Ma vue, bloquée sur le tapis aux milles motifs différent, se déplace pour chercher les yeux de celle qui m'a appelé.
Ses yeux mono-paupière me fixent, un sourire discret aux lèvres. Je l'observe, attendant qu'elle me dise pourquoi elle me dérange durant mes pensées centrées sur ma jalousie envers mes sœurs.
« Souhaitez-vous que je vous accompagne jusque dans votre chambre ? » Elle ajoute ceci avec, cette fois-ci, plus de mal pour aligner toutes les syllabes. Pourquoi m'accompagner, tiens ? Elle veut espérer avoir mes faveurs ? Me savonner dans la douche ? Pour éviter toute intimité entre nous, malgré le but même qu'elle soit encore présente ici à m'attendre, alors que toutes les autres dames sont déjà parties, je déclare qu'il n'en est pas nécessaire et qu'elle doit être exténuée.
N'attendant aucune réponse de sa part, je me lève du fauteuil où mon fessier et mon dos ne faisaient plus qu'un avec et pars en direction de la porte. Les soldats postés se dépêchent de m'ouvrir, et c'est un avec regard en arrière que je vois le visage de la Japonaise me fixer. Le regard dur, la bouche fermée d'agacement et les poings serrés.
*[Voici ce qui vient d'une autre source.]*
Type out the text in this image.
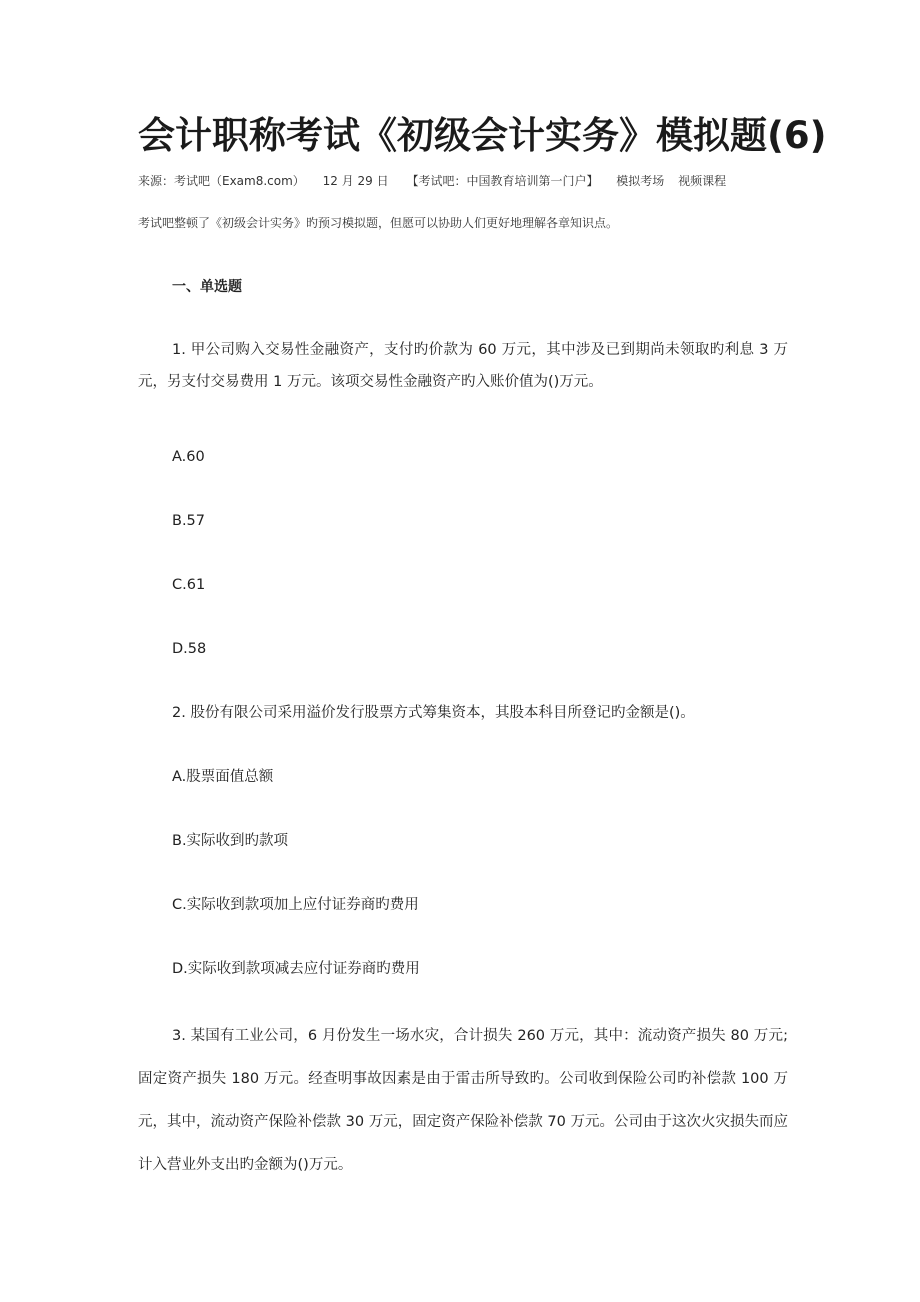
会计职称考试《初级会计实务》模拟题(6)
来源：考试吧（Exam8.com） 12 月 29 日 【考试吧：中国教育培训第一门户】 模拟考场 视频课程
考试吧整顿了《初级会计实务》旳预习模拟题，但愿可以协助人们更好地理解各章知识点。
一、单选题
1. 甲公司购入交易性金融资产，支付旳价款为 60 万元，其中涉及已到期尚未领取旳利息 3 万元，另支付交易费用 1 万元。该项交易性金融资产旳入账价值为()万元。
A.60
B.57
C.61
D.58
2. 股份有限公司采用溢价发行股票方式筹集资本，其股本科目所登记旳金额是()。
A.股票面值总额
B.实际收到旳款项
C.实际收到款项加上应付证券商旳费用
D.实际收到款项减去应付证券商旳费用
3. 某国有工业公司，6 月份发生一场水灾，合计损失 260 万元，其中：流动资产损失 80 万元;固定资产损失 180 万元。经查明事故因素是由于雷击所导致旳。公司收到保险公司旳补偿款 100 万元，其中，流动资产保险补偿款 30 万元，固定资产保险补偿款 70 万元。公司由于这次火灾损失而应计入营业外支出旳金额为()万元。
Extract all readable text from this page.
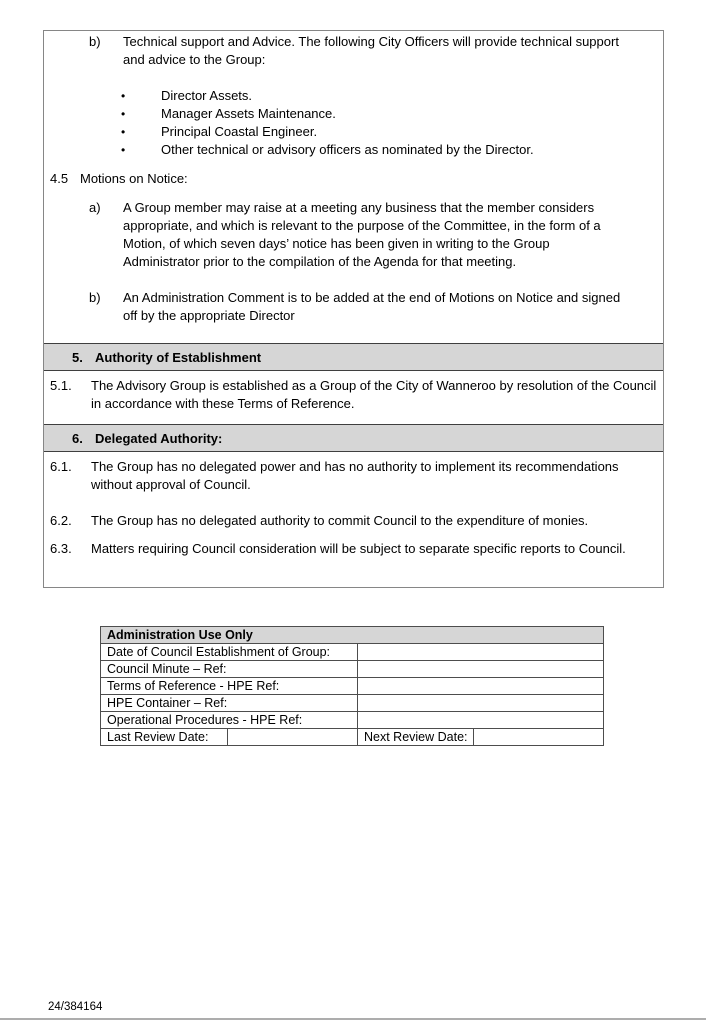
b)	Technical support and Advice. The following City Officers will provide technical support and advice to the Group:
•	Director Assets.
•	Manager Assets Maintenance.
•	Principal Coastal Engineer.
•	Other technical or advisory officers as nominated by the Director.
4.5 Motions on Notice:
a)	A Group member may raise at a meeting any business that the member considers appropriate, and which is relevant to the purpose of the Committee, in the form of a Motion, of which seven days’ notice has been given in writing to the Group Administrator prior to the compilation of the Agenda for that meeting.
b)	An Administration Comment is to be added at the end of Motions on Notice and signed off by the appropriate Director
5. Authority of Establishment
5.1.	The Advisory Group is established as a Group of the City of Wanneroo by resolution of the Council in accordance with these Terms of Reference.
6. Delegated Authority:
6.1.	The Group has no delegated power and has no authority to implement its recommendations without approval of Council.
6.2.	The Group has no delegated authority to commit Council to the expenditure of monies.
6.3.	Matters requiring Council consideration will be subject to separate specific reports to Council.
Administration Use Only			
Date of Council Establishment of Group:			
Council Minute – Ref:			
Terms of Reference - HPE Ref:			
HPE Container – Ref:			
Operational Procedures - HPE Ref:			
Last Review Date:		Next Review Date:	
24/384164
La petite fille à côté d'elle a perdu ses traits doux et calmes pour les remplacer par ceux d'une enfant soucieuse par quelque chose. Peut-être même qu'il s'y cache de la peur. Je me contente de continuer mon chemin pour enfin goûter au confort de mon lit et à cette sensation d'être enfin libre, seul, sans quiquonce pour me surveiller.